What Jobs Can You Get With a Public Administration MBA Degree?

A Public Administration MBA degree will qualify you for many great jobs that offer lucrative salaries and secure employment. All of the career options for graduates with Public Administration MBA degrees are expected to grow over the next decade, making it a safe bet for future career stability. Some of the best jobs that will be available for you after you graduate are:

  • Administrative Services Manager: Administrative service managers oversee the support services of a company, including record keeping, inter-office communications, and team organizing, among many other responsibilities. Administrative services managers earn an average annual salary of $94,020. There are currently 281,700 full-time positions employed in the United States, with that number expected to grow by 10% over the next decade.
  • Compensation and Benefits Manager: Compensation and benefits managers organize the payroll for companies, corporations, and other institutions. They also help employees get the benefits that they need to feel comfortable and financially stable. Compensation and benefits managers make an average annual salary of $119,120. There are currently 15,800 full-time positions employed in the United States, and that number is expected to increase by 5% over the next decade.
  • Human Resources Manager: Human resource managers act as a liaison between their company’s management and its employees. They do this by organizing administrative functions including recruiting new staff whose skills align with the business strategies of top executives. Human resource managers make an average annual salary of $110,120. There are currently 136,100 full-time positions employed in the United States, and that number is expected to increase by 9% over the next decade.

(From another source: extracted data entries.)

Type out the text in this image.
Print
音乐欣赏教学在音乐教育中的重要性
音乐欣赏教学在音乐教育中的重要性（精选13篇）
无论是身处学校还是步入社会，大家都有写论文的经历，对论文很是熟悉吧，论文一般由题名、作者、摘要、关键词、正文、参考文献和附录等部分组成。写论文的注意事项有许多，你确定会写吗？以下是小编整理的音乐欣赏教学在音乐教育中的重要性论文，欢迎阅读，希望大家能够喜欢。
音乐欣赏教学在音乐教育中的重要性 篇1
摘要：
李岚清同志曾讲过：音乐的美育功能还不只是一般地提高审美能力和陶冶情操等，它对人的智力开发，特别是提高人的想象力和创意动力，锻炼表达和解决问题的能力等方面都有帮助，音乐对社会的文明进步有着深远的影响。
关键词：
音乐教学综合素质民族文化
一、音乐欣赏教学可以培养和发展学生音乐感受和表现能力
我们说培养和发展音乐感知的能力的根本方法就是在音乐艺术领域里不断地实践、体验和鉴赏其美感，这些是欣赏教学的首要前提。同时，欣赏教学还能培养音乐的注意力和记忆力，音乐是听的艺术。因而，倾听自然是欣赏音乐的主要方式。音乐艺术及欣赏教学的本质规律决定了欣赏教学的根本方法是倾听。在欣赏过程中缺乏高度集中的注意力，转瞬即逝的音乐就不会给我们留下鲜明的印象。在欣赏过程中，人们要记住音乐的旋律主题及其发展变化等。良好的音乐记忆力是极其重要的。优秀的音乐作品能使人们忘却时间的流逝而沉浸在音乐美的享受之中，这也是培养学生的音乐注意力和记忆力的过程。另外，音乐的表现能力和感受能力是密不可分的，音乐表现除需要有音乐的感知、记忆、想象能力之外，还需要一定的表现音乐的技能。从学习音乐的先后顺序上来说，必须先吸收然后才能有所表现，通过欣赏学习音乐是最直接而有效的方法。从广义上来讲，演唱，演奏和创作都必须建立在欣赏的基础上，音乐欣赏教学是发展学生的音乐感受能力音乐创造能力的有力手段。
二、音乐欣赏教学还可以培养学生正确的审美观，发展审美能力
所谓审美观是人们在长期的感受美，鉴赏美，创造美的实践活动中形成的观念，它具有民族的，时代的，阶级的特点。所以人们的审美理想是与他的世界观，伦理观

  • Management Analyst: Management analysts often referred to as consultants, are hired by companies and businesses to help them analyze and improve their efficiency and fiscal viability. For more information about this line of work, check out our FAQ on what Consultants do. Management analysts make an average annual salary of $82,450. There are currently 806,400 positions employed in the United States, and that number is expected to grow by 14% over the next decade.